PLM: This retreat is organized in an unusual fashion with Morgan selecting emerging dance leaders to co-create the retreat around a theme and inviting other dance leaders and musicians to contribute to the vision. What excites you to participate in this retreat as one of the curators?
JF at Wilderness Dance Camp

JF: There are many reasons that I feel drawn to this retreat and am honored and pleased to serve on the leadership team. I am very excited to work with the Elemental theme as I feel very connected to Mother Earth and the Divine Love of the Universe. I feel the energy of the elements moving through my life and so I’m interested in focusing my own energies and intentions in this way. I have also spent many years in leadership at the national level of DUP and focused on engagement of youth and young adults in the Dances to nurture the legacy and sustainability of the tradition. I resonate with Morgan’s invitation to leadership of Dance leaders from the age group of the ‘Bridge Generation’ which is the age group between the baby boomers and the millennials because I think one of the ways that we (collectively as a community) can help keep our tradition alive is to nurture leadership from each generation and the ‘Bridgers’ (myself, Conie and Saleem) are in a unique position to play a role in the transmission of wisdom within our community since we have deep ties to both at either end of the spectrum, so to speak. I see Morgan’s invitation as an affirmation of the importance of fostering strong leadership within this generation.

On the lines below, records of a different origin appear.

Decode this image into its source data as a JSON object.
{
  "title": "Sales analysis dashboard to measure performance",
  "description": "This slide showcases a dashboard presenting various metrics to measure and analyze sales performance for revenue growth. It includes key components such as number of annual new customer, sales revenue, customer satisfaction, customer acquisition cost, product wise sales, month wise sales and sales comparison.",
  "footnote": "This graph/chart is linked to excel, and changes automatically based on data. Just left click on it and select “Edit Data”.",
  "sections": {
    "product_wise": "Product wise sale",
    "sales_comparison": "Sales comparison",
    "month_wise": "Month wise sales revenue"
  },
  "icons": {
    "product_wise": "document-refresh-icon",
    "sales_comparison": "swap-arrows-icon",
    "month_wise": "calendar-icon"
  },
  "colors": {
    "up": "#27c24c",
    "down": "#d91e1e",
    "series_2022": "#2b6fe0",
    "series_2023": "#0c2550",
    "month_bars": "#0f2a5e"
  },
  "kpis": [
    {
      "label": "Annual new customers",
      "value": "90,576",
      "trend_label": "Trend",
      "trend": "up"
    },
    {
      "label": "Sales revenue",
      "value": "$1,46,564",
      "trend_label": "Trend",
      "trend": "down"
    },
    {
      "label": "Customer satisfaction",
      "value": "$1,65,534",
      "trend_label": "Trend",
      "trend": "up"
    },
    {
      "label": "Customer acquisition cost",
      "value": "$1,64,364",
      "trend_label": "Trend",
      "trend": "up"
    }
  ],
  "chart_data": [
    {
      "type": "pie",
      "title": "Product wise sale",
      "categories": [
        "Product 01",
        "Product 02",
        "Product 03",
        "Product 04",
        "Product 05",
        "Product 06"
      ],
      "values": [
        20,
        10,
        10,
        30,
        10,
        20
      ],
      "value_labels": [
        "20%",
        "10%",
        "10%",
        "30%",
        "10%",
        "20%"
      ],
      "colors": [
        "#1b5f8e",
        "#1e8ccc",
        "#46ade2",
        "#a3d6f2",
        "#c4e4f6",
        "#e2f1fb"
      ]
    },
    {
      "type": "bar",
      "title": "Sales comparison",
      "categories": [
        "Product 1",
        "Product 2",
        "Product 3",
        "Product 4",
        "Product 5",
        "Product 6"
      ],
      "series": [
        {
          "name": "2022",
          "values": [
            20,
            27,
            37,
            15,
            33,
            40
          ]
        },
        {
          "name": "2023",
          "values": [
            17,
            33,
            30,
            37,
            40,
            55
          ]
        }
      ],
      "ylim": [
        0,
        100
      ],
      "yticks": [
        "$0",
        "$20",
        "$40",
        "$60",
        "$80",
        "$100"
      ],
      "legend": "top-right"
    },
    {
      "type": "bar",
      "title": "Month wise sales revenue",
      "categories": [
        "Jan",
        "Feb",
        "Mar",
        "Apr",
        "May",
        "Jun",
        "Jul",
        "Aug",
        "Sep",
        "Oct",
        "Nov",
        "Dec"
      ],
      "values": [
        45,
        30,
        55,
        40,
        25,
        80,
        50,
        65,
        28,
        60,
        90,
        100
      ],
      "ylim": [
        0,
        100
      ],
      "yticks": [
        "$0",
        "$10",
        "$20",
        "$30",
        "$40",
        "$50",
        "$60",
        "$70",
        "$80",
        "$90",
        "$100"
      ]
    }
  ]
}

I also feel connected to the Midwest, having been born and raised in Illinois so it feels comfortable for me to come “back home.”



PLM: Each curator has selected an element and will be holding intention and vision for it during the retreat. Which element have you selected and what are you looking forward to sharing?  

Singing at the Parliament of World Religions
Salt Lake City, UT
JF: I am very strongly connected to the Earth element by my very nature. The Earth has always been my home energy, so to speak, and it’s quite common that I am invited to assist with grounding practices in many of the communities that I’m a part of. However, the last few years I have found myself becoming more attuned to the winged ones and have been practicing the feather way in my personal spiritual life. With this retreat invitation, I am curious to explore and live into my developing connection with the Air element. I am hoping to learn how to embody and alchemize a new way of Being; blending the Air qualities of freedom and inspiration which are really new to me with the rooted, strong grounding qualities of Earth which I feel so comfortable and at home in.